João Faria fez questão de partilhar aquela experiência gastronómica nas redes sociais e entre conversas e comentários surgiu a questão: e que tal criar uma confraria da rabanada? A ideia ficou a marinar na cabeça do foodie, que rapidamente percebeu o seu potencial. “Percebi que podia fazer sentido, primeiro há confraria para tudo, até há uma confraria do nabo, depois há rabanadas que são servidas o ano inteiro, mas as pessoas não pensam nelas o ano inteiro, por isso achei que existia um trabalho a ser feito.”

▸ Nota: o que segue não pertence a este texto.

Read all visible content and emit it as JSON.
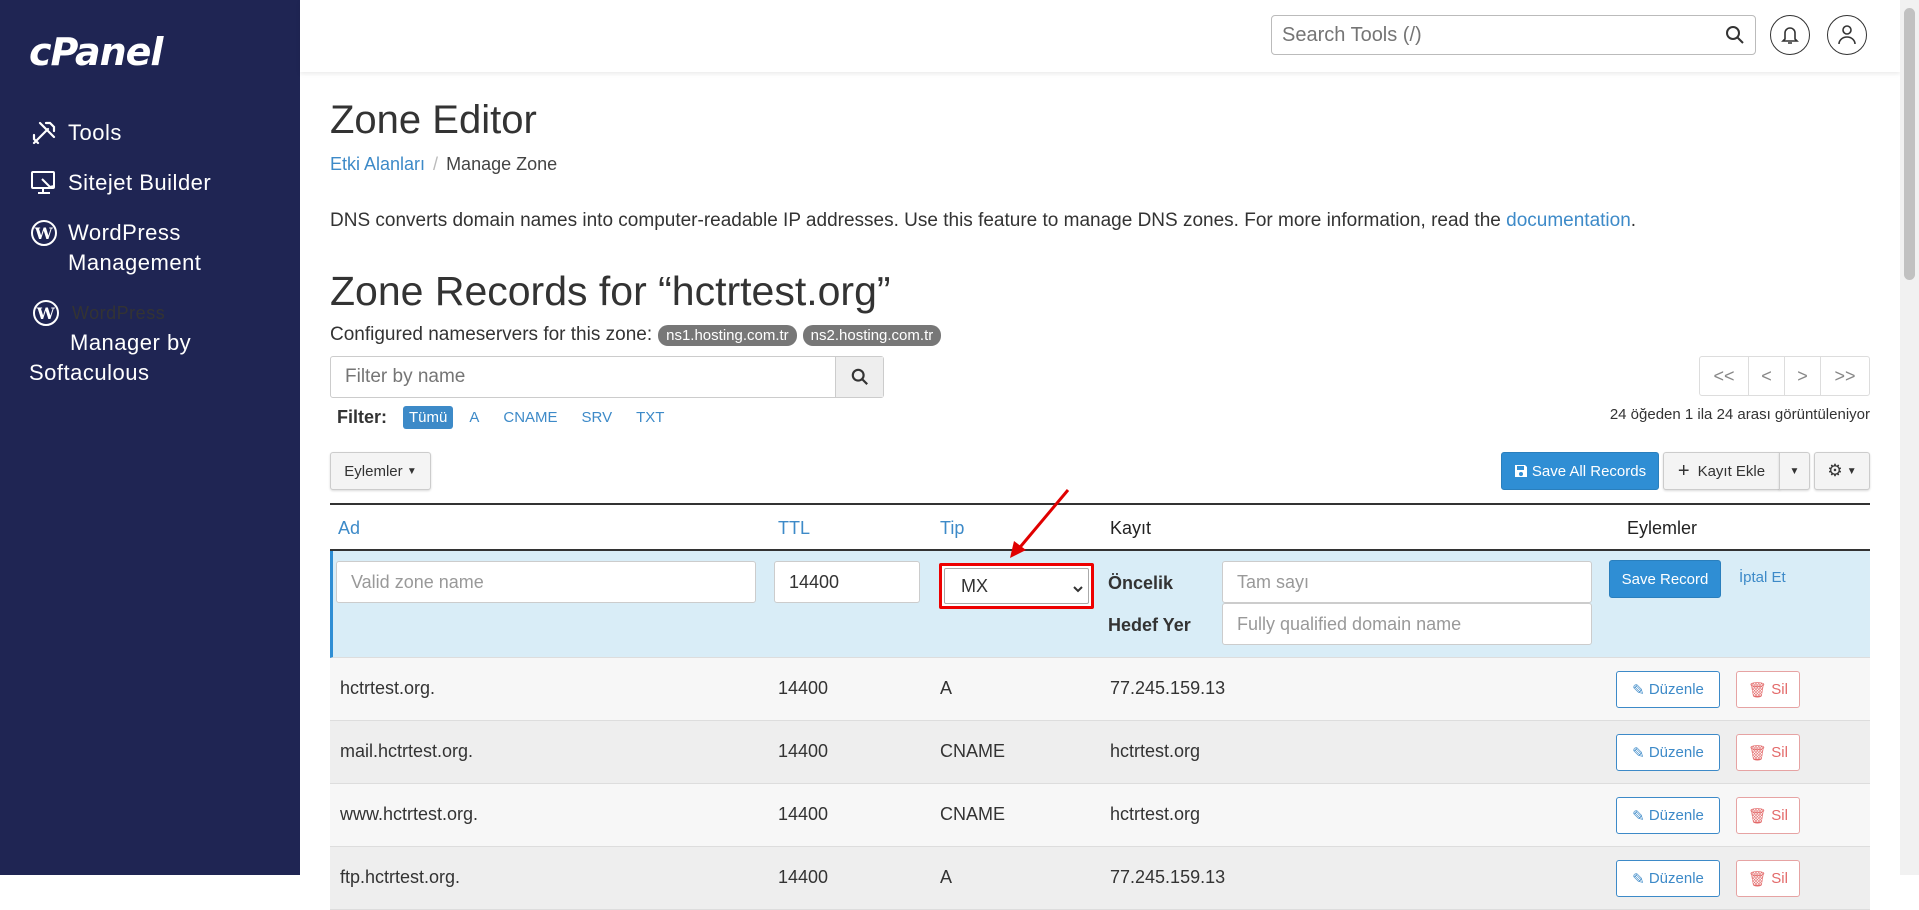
{
  "sidebar": {
    "logo": "cPanel",
    "items": [
      {
        "label": "Tools",
        "icon": "tools-icon"
      },
      {
        "label": "Sitejet Builder",
        "icon": "monitor-brush-icon"
      },
      {
        "label": "WordPress Management",
        "icon": "wordpress-icon"
      },
      {
        "label_line1": "WordPress",
        "label_line2": "Manager by",
        "label_line3": "Softaculous",
        "icon": "wordpress-icon"
      }
    ]
  },
  "header": {
    "search_placeholder": "Search Tools (/)"
  },
  "page": {
    "title": "Zone Editor",
    "breadcrumb": {
      "parent": "Etki Alanları",
      "current": "Manage Zone"
    },
    "description": "DNS converts domain names into computer-readable IP addresses. Use this feature to manage DNS zones. For more information, read the",
    "description_link": "documentation",
    "zone_title": "Zone Records for “hctrtest.org”",
    "ns_label": "Configured nameservers for this zone:",
    "nameservers": [
      "ns1.hosting.com.tr",
      "ns2.hosting.com.tr"
    ],
    "filter_placeholder": "Filter by name",
    "pager": [
      "<<",
      "<",
      ">",
      ">>"
    ],
    "range_text": "24 öğeden 1 ila 24 arası görüntüleniyor",
    "filter_label": "Filter:",
    "filter_types": [
      "Tümü",
      "A",
      "CNAME",
      "SRV",
      "TXT"
    ],
    "actions_button": "Eylemler",
    "save_all": "Save All Records",
    "add_record": "Kayıt Ekle"
  },
  "table": {
    "headers": {
      "name": "Ad",
      "ttl": "TTL",
      "type": "Tip",
      "record": "Kayıt",
      "actions": "Eylemler"
    },
    "edit_row": {
      "name_placeholder": "Valid zone name",
      "ttl_value": "14400",
      "type_value": "MX",
      "priority_label": "Öncelik",
      "priority_placeholder": "Tam sayı",
      "dest_label": "Hedef Yer",
      "dest_placeholder": "Fully qualified domain name",
      "save_label": "Save Record",
      "cancel_label": "İptal Et"
    },
    "edit_label": "Düzenle",
    "delete_label": "Sil",
    "rows": [
      {
        "name": "hctrtest.org.",
        "ttl": "14400",
        "type": "A",
        "record": "77.245.159.13"
      },
      {
        "name": "mail.hctrtest.org.",
        "ttl": "14400",
        "type": "CNAME",
        "record": "hctrtest.org"
      },
      {
        "name": "www.hctrtest.org.",
        "ttl": "14400",
        "type": "CNAME",
        "record": "hctrtest.org"
      },
      {
        "name": "ftp.hctrtest.org.",
        "ttl": "14400",
        "type": "A",
        "record": "77.245.159.13"
      }
    ]
  },
  "colors": {
    "sidebar_bg": "#1f2553",
    "primary": "#2f8ed4",
    "link": "#3d8ac8",
    "annotation": "#e00000",
    "edit_row_bg": "#d9edf7"
  }
}
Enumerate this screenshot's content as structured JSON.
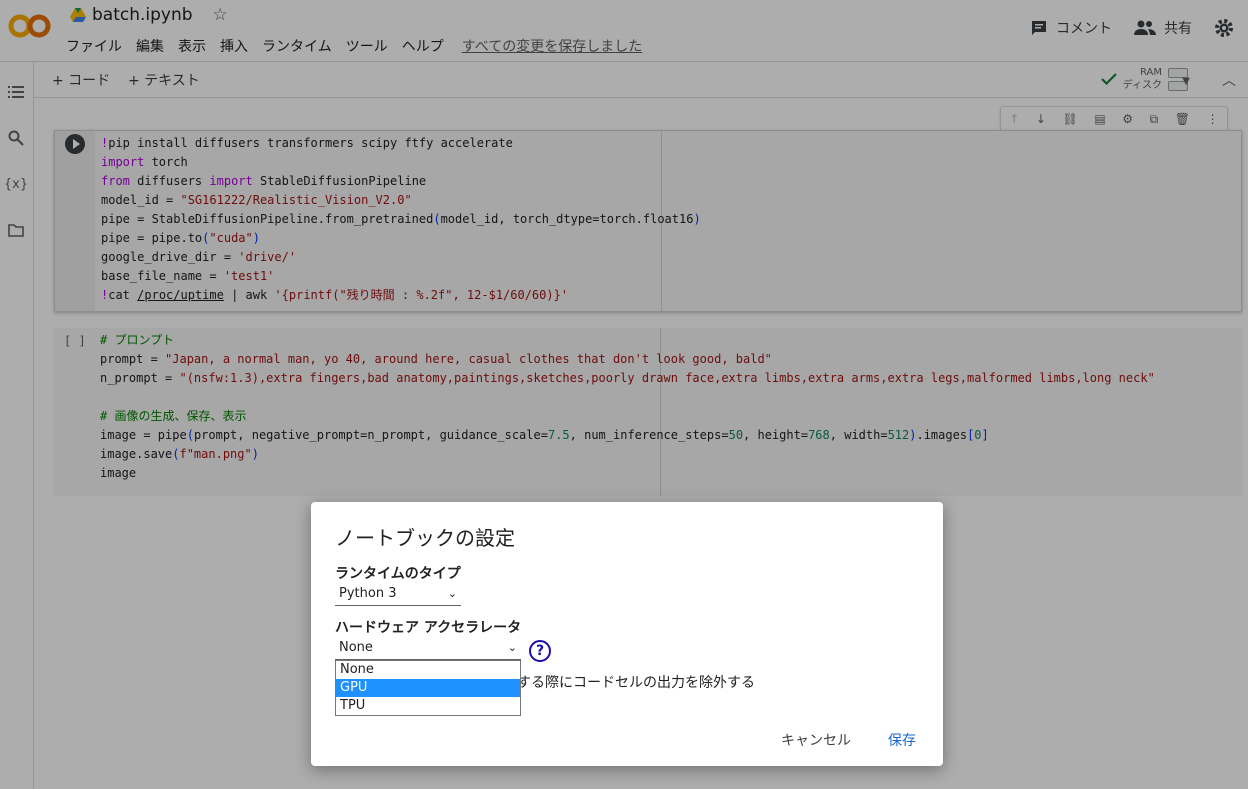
{
  "header": {
    "filename": "batch.ipynb",
    "menu": [
      "ファイル",
      "編集",
      "表示",
      "挿入",
      "ランタイム",
      "ツール",
      "ヘルプ"
    ],
    "saved_status": "すべての変更を保存しました",
    "comment_label": "コメント",
    "share_label": "共有"
  },
  "toolbar": {
    "add_code": "+ コード",
    "add_text": "+ テキスト",
    "ram_label": "RAM",
    "disk_label": "ディスク"
  },
  "cells": {
    "cell2_bracket": "[ ]"
  },
  "dialog": {
    "title": "ノートブックの設定",
    "runtime_label": "ランタイムのタイプ",
    "runtime_value": "Python 3",
    "hw_label": "ハードウェア アクセラレータ",
    "hw_value": "None",
    "help_icon": "question-circle-icon",
    "options": [
      "None",
      "GPU",
      "TPU"
    ],
    "highlighted_option": "GPU",
    "omit_text": "する際にコードセルの出力を除外する",
    "cancel_label": "キャンセル",
    "save_label": "保存"
  },
  "colors": {
    "accent": "#1967d2",
    "selected_option": "#1e90ff"
  }
}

No início de 2019, depois de ultrapassados alguns processos burocráticos, nasce a Confraria da Rabanada com o objetivo de divulgar a iguaria, assumir o seu consumo o ano todo e explorar as suas mais diversas receitas e versões. Para o presidente não há limites na confeção ou empratamento de uma rabanada, que até pode ser apresentada em versão espuma, salgada ou vegetariana, e defende que é necessário usar “tudo o que a contemporaneidade nos dá”, da criatividade às novas técnicas culinárias, para trabalhar este objeto gastronómico. “Só reinventado é que vamos conseguir perpetuar no tempo a sua ideia e receita original”, sublinha.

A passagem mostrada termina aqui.